Les auteurs considèrent la géométrie élémentaire selon une axiomatique euclidienne en tenant compte des toutes les dimensions de l’activité géométrique : rapport aux figures, aux instruments, au langage, à la preuve. Dans cette perspective, il s’agit de penser la continuité entre une géométrie physique liée aux perceptions, à l’utilisation d’instruments (Géométrie GI), et une géométrie théorique basée sur les propriétés et sur les démonstrations (Géométrie GII). Cette continuité est liée à deux modélisations possibles des problèmes rencontrés dans l’espace sensible : la modélisation analogique qui passe par des schémas, croquis, dessins, et la modélisation spacio-géométrique qui passe par des connaissances géométriques (théorèmes, propriétés). Les auteurs vont donc définir trois espaces : l’espace sensible, l’espace géométrique et l’espace graphique des représentations. Ils font l’hypothèse qu’un travail spécifique de ce dernier doit permettre l’appréhension de concepts théoriques à partir de l’espace sensible.

La géométrie des tracés (sans prise en compte des mesures) peut s’appuyer sur la manipulation d’instruments porteurs des concepts géométriques. Une analyse précise de ces instruments peut amener les enseignants à repenser leur équipement (règle non graduée, gabarits, règle non informable, règle informable, reporteur de longueur…) et à comprendre comment cette variable didactique joue sur l’apprentissage. En particulier l’idée de « coût » associé à chaque instrument permet de contraindre les élèves à analyser leurs procédures et à penser de nouvelles stratégies. Le choix des instruments et des figures doit permettre aux élèves de développer les trois modes de visualisation définis par Duval (la juxtaposition ou superposition d’unités dans le dessin ; la déconstruction dimensionnelle en surface, droites et poins ; l’identification des étapes de construction).

Par ailleurs, les recherches sur la preuve et sur les aspects langagiers abordés au chapitre 4 attestent de la fonction d’expérimentation et de preuve des figures. L’objectif est de construire des situations d’enseignement conduisant les élèves à une utilisation des instruments porteuse des structures logiques de la démonstration en géométrie théorique. Le langage joue alors un rôle important, en particulier il semble essentiel de travailler la double désignation qui consiste à amener l’élève à désigner un même objet de différentes manières (par exemple : sommet d’un polygone, point, intersection de droites).

Enfin dans le cadre de la TSD, la situation fondamentale retenue est la reproduction de figures, les situations de formulation et de validation sont les messages oraux, écrits, sous forme de textes ou de schémas qui peuvent permettre d’identifier, reconnaître, reproduire, construire une figure. L’objet de travail est alors alternativement la figure et le texte qui définit l’objet géométrique représenté. Les instruments géométriques sont considérés comme un langage par leur dimension théorique. La mise en œuvre proposée joue sur des temps d’interaction des élèves sur des situations et des temps d’échanges langagiers et d’institutionnalisation.
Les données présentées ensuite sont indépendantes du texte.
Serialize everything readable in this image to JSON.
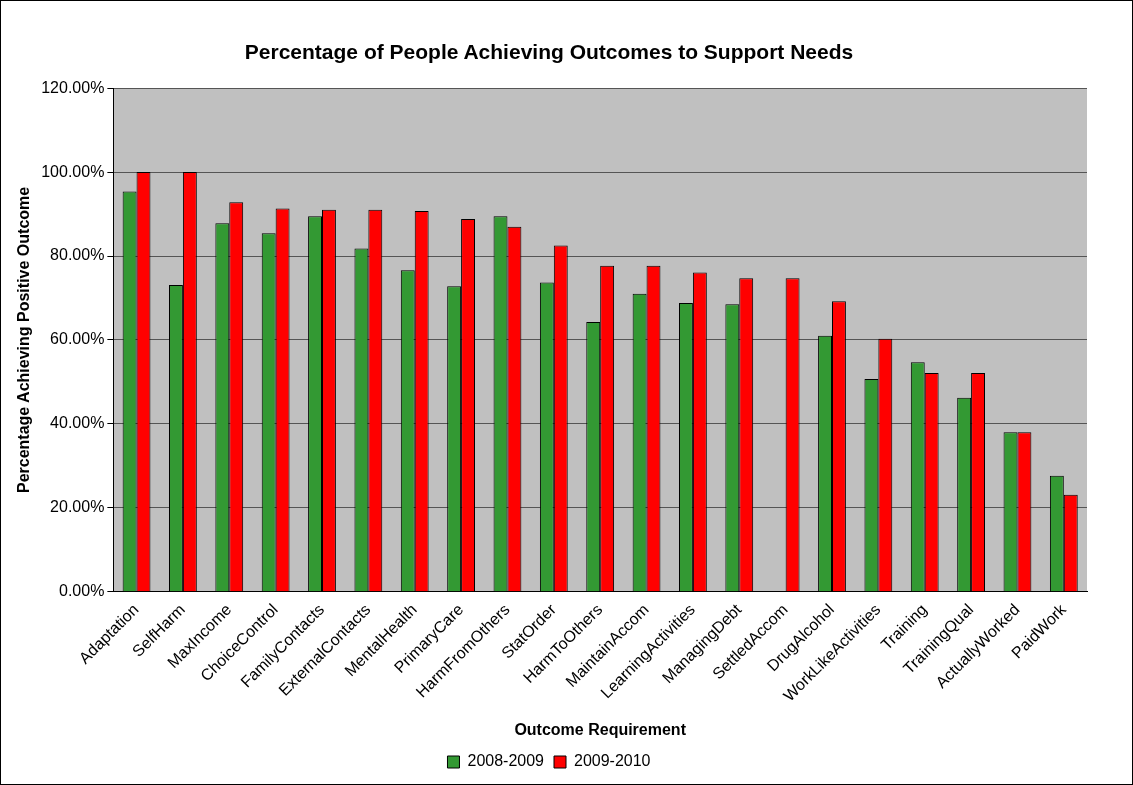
{
  "chart_data": {
    "type": "bar",
    "title": "Percentage of People Achieving Outcomes to Support Needs",
    "xlabel": "Outcome Requirement",
    "ylabel": "Percentage Achieving Positive Outcome",
    "categories": [
      "Adaptation",
      "SelfHarm",
      "MaxIncome",
      "ChoiceControl",
      "FamilyContacts",
      "ExternalContacts",
      "MentalHealth",
      "PrimaryCare",
      "HarmFromOthers",
      "StatOrder",
      "HarmToOthers",
      "MaintainAccom",
      "LearningActivities",
      "ManagingDebt",
      "SettledAccom",
      "DrugAlcohol",
      "WorkLikeActivities",
      "Training",
      "TrainingQual",
      "ActuallyWorked",
      "PaidWork"
    ],
    "series": [
      {
        "name": "2008-2009",
        "color": "#339933",
        "values": [
          95.4,
          73.1,
          87.8,
          85.4,
          89.5,
          81.8,
          76.6,
          72.8,
          89.5,
          73.7,
          64.3,
          71.0,
          68.8,
          68.5,
          null,
          61.0,
          50.7,
          54.7,
          46.2,
          38.0,
          27.6
        ]
      },
      {
        "name": "2009-2010",
        "color": "#ff0000",
        "values": [
          100,
          100,
          92.8,
          91.3,
          91.0,
          91.0,
          90.7,
          88.8,
          87.0,
          82.5,
          77.7,
          77.7,
          76.1,
          74.7,
          74.7,
          69.2,
          60.3,
          52.1,
          52.1,
          38.0,
          23.1
        ]
      }
    ],
    "ylim": [
      0,
      120
    ],
    "yticks": [
      {
        "value": 0,
        "label": "0.00%"
      },
      {
        "value": 20,
        "label": "20.00%"
      },
      {
        "value": 40,
        "label": "40.00%"
      },
      {
        "value": 60,
        "label": "60.00%"
      },
      {
        "value": 80,
        "label": "80.00%"
      },
      {
        "value": 100,
        "label": "100.00%"
      },
      {
        "value": 120,
        "label": "120.00%"
      }
    ],
    "grid": "y",
    "legend": "bottom"
  }
}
Les situations proposées dans la partie 2 visent la coordination de trois dimensions : les différentes manières de voir les figures, le double rôle des instruments (matériel et théorique) et le langage géométrique. Les auteurs proposent donc des progressions du début du primaire au milieu du secondaire pour l’étude des solides, l’étude des figures planes, les droites et les points, les positions relatives de droites et la symétrie axiale. Les situations sont décrites, le choix des instruments précisé et mis en regard de ce qu’il s’agit d’institutionnaliser. Cette partie très concrète est un apport innovant au service des enseignants et de la formation. Il rompt avec les ressources habituelles et outille efficacement les enseignants pour une mise en œuvre dans les classes. La compréhension des enjeux nécessite cependant la lecture de la partie 1 plus ardue mais essentielle.